Endpoint = TypedDict("Endpoint", {"key": str, "url": str, "model": str})
Endpoints = dict[str, Endpoint]

Decorators

@vf.stop

@vf.stop
async def my_condition(self, state: State) -> bool:
    """Return True to end the rollout."""
    ...

@vf.stop(priority=10)  # Higher priority runs first
async def early_check(self, state: State) -> bool:
    ...
Mark a method as a stop condition.
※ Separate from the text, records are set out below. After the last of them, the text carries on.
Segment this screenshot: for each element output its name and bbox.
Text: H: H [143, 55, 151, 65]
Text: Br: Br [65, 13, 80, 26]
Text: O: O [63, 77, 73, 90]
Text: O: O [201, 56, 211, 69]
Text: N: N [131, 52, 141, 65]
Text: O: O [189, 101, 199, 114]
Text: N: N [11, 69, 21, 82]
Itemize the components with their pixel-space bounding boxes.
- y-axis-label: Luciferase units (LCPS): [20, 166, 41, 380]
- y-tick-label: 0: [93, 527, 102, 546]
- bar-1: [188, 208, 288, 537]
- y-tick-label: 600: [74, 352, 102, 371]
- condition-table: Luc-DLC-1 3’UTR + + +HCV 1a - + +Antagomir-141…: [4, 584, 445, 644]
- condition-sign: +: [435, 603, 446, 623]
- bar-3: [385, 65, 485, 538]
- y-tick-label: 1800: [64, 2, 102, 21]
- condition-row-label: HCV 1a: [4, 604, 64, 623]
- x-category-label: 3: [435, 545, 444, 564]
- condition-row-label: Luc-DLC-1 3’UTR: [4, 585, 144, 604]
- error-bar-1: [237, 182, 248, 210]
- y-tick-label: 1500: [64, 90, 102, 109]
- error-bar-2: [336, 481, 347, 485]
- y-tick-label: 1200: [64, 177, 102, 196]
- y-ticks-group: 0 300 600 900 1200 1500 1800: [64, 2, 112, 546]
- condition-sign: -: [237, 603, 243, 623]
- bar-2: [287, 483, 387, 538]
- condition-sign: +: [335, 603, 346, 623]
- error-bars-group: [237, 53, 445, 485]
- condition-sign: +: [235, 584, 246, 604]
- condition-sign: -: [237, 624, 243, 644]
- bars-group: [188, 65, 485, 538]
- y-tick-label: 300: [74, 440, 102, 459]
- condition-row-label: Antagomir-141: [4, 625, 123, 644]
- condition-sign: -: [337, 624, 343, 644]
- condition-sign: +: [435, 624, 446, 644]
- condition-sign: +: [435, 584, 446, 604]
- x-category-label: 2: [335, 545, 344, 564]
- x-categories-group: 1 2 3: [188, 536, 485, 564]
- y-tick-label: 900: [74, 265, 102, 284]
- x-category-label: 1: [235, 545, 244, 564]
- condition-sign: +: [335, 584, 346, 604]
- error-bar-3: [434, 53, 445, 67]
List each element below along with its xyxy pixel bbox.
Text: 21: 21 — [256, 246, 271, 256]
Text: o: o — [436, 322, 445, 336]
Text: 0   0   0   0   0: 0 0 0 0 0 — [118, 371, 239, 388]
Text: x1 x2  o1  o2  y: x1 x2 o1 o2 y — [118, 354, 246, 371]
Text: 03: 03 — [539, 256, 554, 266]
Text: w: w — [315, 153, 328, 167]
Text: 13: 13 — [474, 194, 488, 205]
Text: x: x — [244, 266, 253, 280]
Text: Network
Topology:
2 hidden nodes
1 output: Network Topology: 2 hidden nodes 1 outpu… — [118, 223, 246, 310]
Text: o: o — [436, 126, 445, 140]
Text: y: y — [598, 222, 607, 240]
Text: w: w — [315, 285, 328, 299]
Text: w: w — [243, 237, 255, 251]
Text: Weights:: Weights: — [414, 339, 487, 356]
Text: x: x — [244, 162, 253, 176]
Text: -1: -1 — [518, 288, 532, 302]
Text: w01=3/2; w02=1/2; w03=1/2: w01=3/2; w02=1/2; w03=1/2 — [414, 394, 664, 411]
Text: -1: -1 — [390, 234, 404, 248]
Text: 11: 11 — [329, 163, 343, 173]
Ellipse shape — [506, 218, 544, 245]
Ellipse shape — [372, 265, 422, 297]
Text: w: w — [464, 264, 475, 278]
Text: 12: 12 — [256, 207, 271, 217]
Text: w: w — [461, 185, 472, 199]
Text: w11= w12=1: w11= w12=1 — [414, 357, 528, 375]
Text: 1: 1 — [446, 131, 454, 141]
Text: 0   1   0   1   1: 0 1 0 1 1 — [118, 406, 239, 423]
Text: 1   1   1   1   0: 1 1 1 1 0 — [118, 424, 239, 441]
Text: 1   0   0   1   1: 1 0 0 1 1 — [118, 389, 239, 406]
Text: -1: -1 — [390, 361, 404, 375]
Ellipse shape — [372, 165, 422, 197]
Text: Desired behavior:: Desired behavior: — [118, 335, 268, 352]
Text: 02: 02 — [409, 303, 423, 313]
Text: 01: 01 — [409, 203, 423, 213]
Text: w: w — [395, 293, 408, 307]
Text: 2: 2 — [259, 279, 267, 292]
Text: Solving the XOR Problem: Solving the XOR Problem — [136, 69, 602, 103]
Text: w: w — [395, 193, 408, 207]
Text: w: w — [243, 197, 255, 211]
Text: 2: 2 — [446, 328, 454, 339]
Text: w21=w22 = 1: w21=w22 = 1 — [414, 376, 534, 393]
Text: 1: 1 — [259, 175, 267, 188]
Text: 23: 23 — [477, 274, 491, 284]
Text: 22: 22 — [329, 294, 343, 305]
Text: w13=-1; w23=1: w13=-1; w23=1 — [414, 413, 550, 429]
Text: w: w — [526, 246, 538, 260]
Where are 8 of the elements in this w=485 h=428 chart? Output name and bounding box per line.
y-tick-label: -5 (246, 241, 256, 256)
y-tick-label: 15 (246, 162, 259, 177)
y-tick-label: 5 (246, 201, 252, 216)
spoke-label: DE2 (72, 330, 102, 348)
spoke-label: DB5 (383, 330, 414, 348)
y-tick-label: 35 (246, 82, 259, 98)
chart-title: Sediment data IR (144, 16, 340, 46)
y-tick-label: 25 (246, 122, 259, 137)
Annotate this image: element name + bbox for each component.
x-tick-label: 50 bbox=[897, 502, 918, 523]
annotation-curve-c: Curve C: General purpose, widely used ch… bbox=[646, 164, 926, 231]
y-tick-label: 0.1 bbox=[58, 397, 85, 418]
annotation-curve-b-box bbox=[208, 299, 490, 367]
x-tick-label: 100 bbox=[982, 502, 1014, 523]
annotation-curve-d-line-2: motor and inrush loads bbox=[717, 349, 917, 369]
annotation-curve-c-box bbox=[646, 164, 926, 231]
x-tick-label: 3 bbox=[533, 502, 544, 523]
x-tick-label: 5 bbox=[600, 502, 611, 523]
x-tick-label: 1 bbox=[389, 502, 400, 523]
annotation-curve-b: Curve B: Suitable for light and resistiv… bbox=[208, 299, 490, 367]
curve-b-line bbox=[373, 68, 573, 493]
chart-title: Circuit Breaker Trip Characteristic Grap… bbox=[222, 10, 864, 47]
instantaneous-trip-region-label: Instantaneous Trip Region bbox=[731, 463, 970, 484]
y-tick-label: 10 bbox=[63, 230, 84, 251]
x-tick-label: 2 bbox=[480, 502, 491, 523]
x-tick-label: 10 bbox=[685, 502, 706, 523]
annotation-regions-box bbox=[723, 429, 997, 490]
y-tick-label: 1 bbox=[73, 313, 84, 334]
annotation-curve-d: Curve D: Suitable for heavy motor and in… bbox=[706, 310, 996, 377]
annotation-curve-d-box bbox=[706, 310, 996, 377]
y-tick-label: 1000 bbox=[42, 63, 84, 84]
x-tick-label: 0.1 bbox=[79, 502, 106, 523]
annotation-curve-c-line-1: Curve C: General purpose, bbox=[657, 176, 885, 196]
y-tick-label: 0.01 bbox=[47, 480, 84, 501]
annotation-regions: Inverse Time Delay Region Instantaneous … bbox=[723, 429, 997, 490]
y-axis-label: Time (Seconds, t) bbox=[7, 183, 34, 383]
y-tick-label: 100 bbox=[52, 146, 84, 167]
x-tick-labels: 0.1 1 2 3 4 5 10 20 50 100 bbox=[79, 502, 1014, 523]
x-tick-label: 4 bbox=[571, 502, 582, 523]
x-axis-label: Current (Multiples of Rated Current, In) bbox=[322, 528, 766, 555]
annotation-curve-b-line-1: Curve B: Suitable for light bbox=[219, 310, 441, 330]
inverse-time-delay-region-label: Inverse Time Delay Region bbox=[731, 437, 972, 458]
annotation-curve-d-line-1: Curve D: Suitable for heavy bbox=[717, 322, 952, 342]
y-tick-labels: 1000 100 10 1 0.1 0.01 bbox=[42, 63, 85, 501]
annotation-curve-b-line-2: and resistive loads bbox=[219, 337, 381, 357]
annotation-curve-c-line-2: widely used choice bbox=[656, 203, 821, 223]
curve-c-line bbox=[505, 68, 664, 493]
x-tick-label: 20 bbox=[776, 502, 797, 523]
All stop conditions are checked by is_completed().

@vf.cleanup

@vf.cleanup
async def my_cleanup(self, state: State) -> None:
    """Called after each rollout completes."""
    ...

@vf.cleanup(priority=10)
async def early_cleanup(self, state: State) -> None:
    ...
Mark a method as a rollout cleanup handler.

@vf.teardown

@vf.teardown
async def my_teardown(self) -> None:
    """Called when environment is destroyed."""
    ...

@vf.teardown(priority=10)
async def early_teardown(self) -> None:
    ...
Mark a method as an environment teardown handler.

Utility Functions

Data Utilities

vf.load_example_dataset(name: str) -> Dataset
Load a built-in example dataset.
vf.extract_boxed_answer(text: str) -> str | None
Extract answer from LaTeX \boxed{} format.
vf.extract_hash_answer(text: str) -> str | None
Extract answer after #### marker (GSM8K format).

Environment Utilities

vf.load_environment(env_id: str, **kwargs) -> Environment
Load an environment by ID (e.g., "primeintellect/gsm8k").

Logging Utilities

vf.print_prompt_completions_sample(outputs: GenerateOutputs, n: int = 3)
Pretty-print sample rollouts.
vf.setup_logging(level: str = "INFO")
Configure verifiers logging. Set VF_LOG_LEVEL env var to change default.